Still, despite the overall good cheer, there were dissenting voices. One sales agent told me about a $10 million arthouse drama he brought to market with a well-known, festival-friendly director and attached star. He needed two pre-sales to trigger the producers’ bank financing, and towards the end of the fest he didn’t think he’d have them. “Buyers are just assuming the producers will find a way to make the film and they’ll see it when it’s done,” he said.
Indeed, in order to attract the best projects, sales agents of all levels may need to, like FilmNation has done with its Oren Peli project, kickstart their projects with in-house financing. Citing companies like Exclusive, IM Global and Sierra/Affinity, WME Global’s Graham Taylor told Screen International’s John Hazelton, “The world has definitely changed in the last 36 months… It’s become much tougher for [companies doing] just straight third-party sales. The advance of a bunch of sales companies with the ability to finance has changed the landscape.”
Even the more boutique sales agents are now raising finance for their projects. Said Visit’s Kampe, “We have always provided MG’s, but the fundamental difference now is that we are in the final round of talks on a partnership that will allow us to provide substantially larger MG’s on ‘marquee’ projects that fit with our current profile and slate.”
While good news abounded overall at the Cannes market this year, the market temperature was not, however, what anyone would describe as euphoric. In fact, “sane” was a word I heard more than once to refer to the condition the sales business has landed in. Both a sales agent and lawyer told me that the business had adjusted itself to lower valuations following the easing of the financial crisis. Newer companies, the lawyer told me, are having an easier time navigating the current landscape because they are less burdened by debt and a model predicated upon higher sales figures.
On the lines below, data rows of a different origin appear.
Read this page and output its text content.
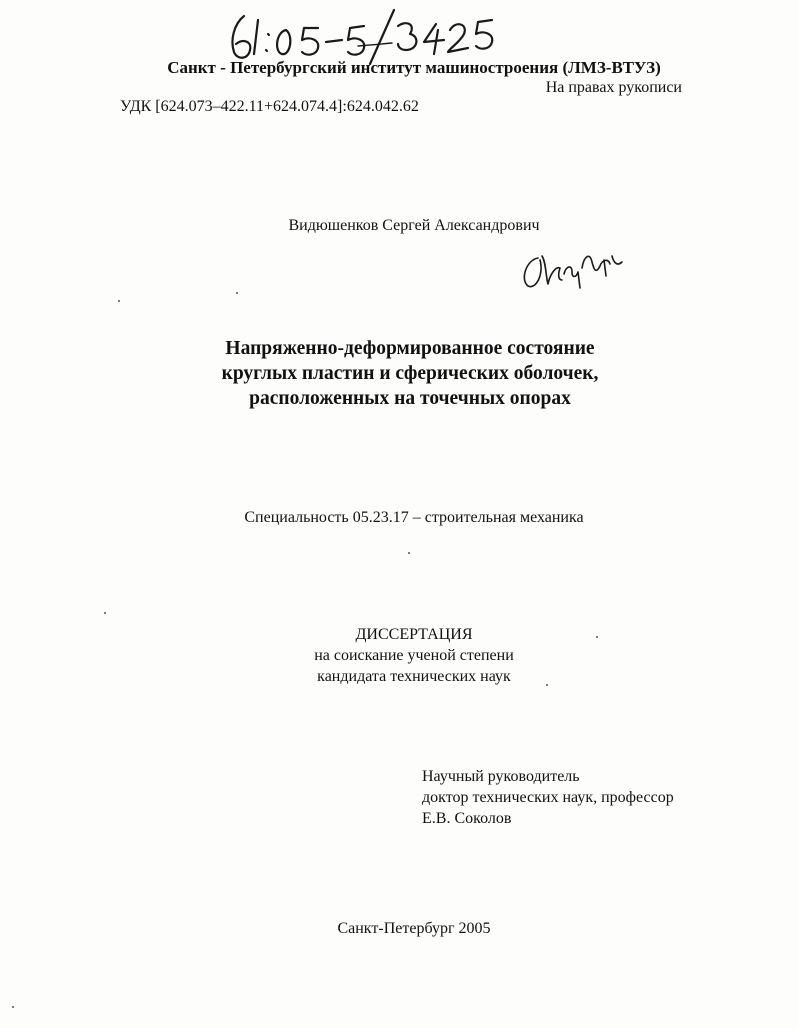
Санкт - Петербургский институт машиностроения (ЛМЗ-ВТУЗ)
На правах рукописи
УДК [624.073–422.11+624.074.4]:624.042.62
Видюшенков Сергей Александрович
Напряженно-деформированное состояние
круглых пластин и сферических оболочек,
расположенных на точечных опорах
Специальность 05.23.17 – строительная механика
ДИССЕРТАЦИЯ
на соискание ученой степени
кандидата технических наук
Научный руководитель
доктор технических наук, профессор
Е.В. Соколов
Санкт-Петербург 2005
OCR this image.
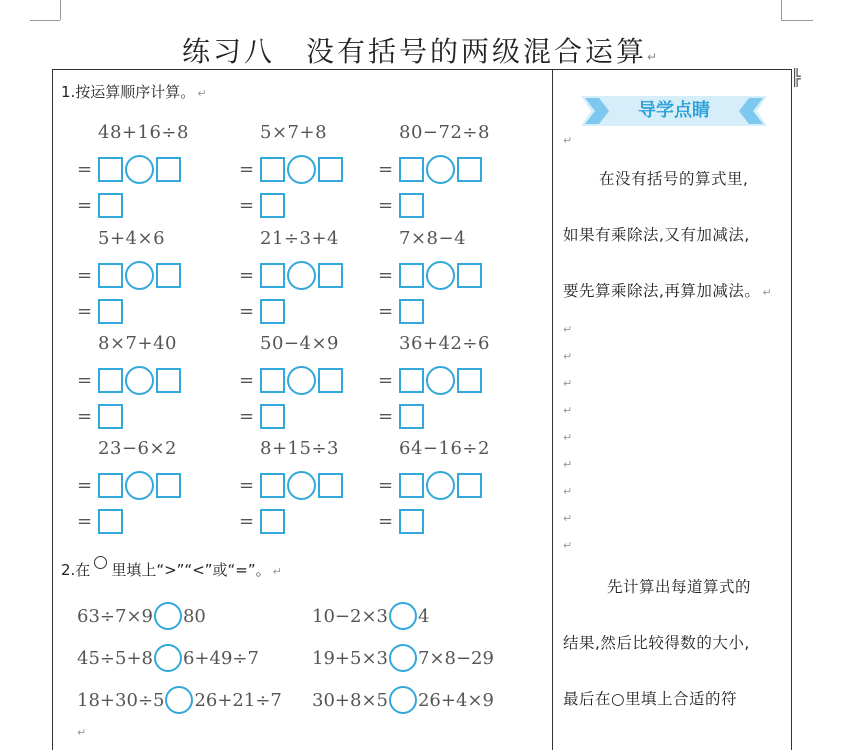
练习八　没有括号的两级混合运算↵
╠
1.按运算顺序计算。 ↵
48+16÷8
=
=
5×7+8
=
=
80−72÷8
=
=
5+4×6
=
=
21÷3+4
=
=
7×8−4
=
=
8×7+40
=
=
50−4×9
=
=
36+42÷6
=
=
23−6×2
=
=
8+15÷3
=
=
64−16÷2
=
=
2.在 里填上“>”“<”或“=”。 ↵
63÷7×9 80	10−2×3 4
45÷5+8 6+49÷7	19+5×3 7×8−29
18+30÷5 26+21÷7 30+8×5 26+4×9
↵
导学点睛
↵
在没有括号的算式里,
如果有乘除法,又有加减法,
要先算乘除法,再算加减法。 ↵
↵
↵
↵
↵
↵
↵
↵
↵
↵
先计算出每道算式的
结果,然后比较得数的大小,
最后在○里填上合适的符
And while Kampe, above, cited some distributors’ increasing confidence in new, digital forms of delivery, most sales agents, including Basner, told me gains from these delivery forms were not fully baked into distributors’ revenue predictions yet.
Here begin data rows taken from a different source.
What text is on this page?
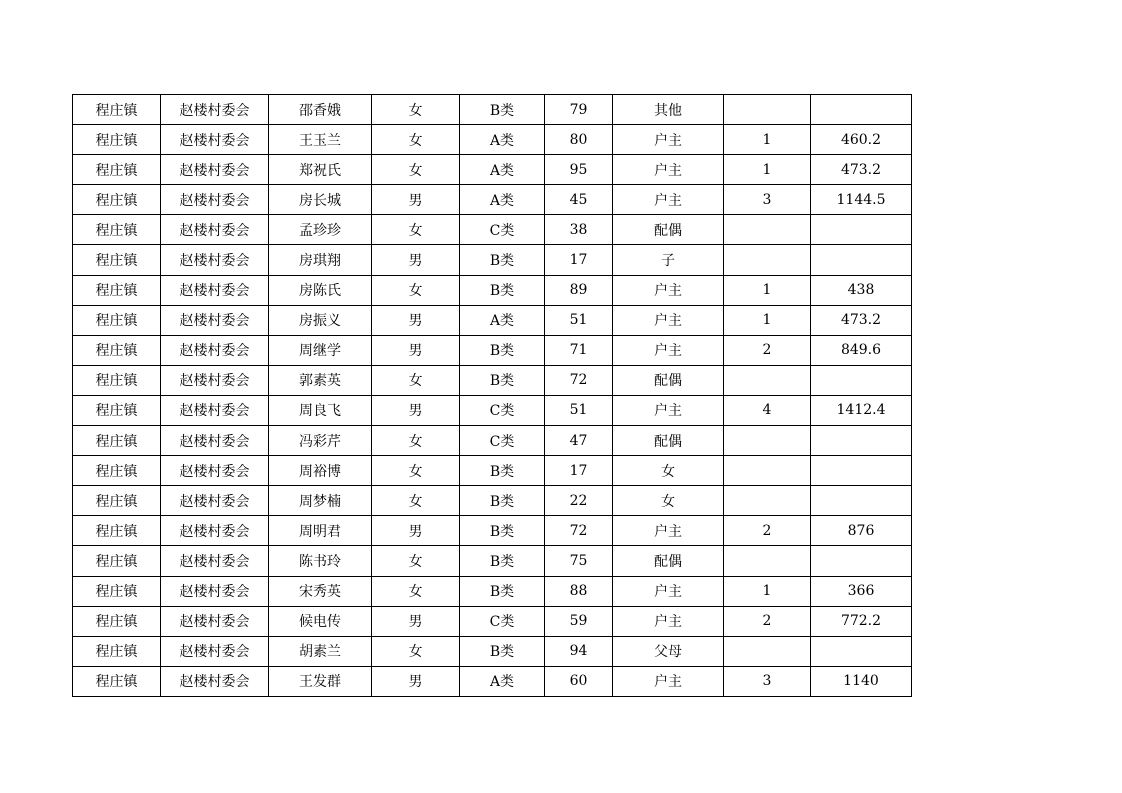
程庄镇	赵楼村委会	邵香娥	女	B类	79	其他		
程庄镇	赵楼村委会	王玉兰	女	A类	80	户主	1	460.2
程庄镇	赵楼村委会	郑祝氏	女	A类	95	户主	1	473.2
程庄镇	赵楼村委会	房长城	男	A类	45	户主	3	1144.5
程庄镇	赵楼村委会	孟珍珍	女	C类	38	配偶		
程庄镇	赵楼村委会	房琪翔	男	B类	17	子		
程庄镇	赵楼村委会	房陈氏	女	B类	89	户主	1	438
程庄镇	赵楼村委会	房振义	男	A类	51	户主	1	473.2
程庄镇	赵楼村委会	周继学	男	B类	71	户主	2	849.6
程庄镇	赵楼村委会	郭素英	女	B类	72	配偶		
程庄镇	赵楼村委会	周良飞	男	C类	51	户主	4	1412.4
程庄镇	赵楼村委会	冯彩芹	女	C类	47	配偶		
程庄镇	赵楼村委会	周裕博	女	B类	17	女		
程庄镇	赵楼村委会	周梦楠	女	B类	22	女		
程庄镇	赵楼村委会	周明君	男	B类	72	户主	2	876
程庄镇	赵楼村委会	陈书玲	女	B类	75	配偶		
程庄镇	赵楼村委会	宋秀英	女	B类	88	户主	1	366
程庄镇	赵楼村委会	候电传	男	C类	59	户主	2	772.2
程庄镇	赵楼村委会	胡素兰	女	B类	94	父母		
程庄镇	赵楼村委会	王发群	男	A类	60	户主	3	1140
So in a market that’s saner and healthier, what’s an independent to do? Not surprisingly, the advice from the sales agents and buyers was not any different than it would have been two or ten years ago. Said Bauer, “The key component is to have well developed projects. We believe people should focus more on development, and get projects together that are more commercial, which is what the market needs.”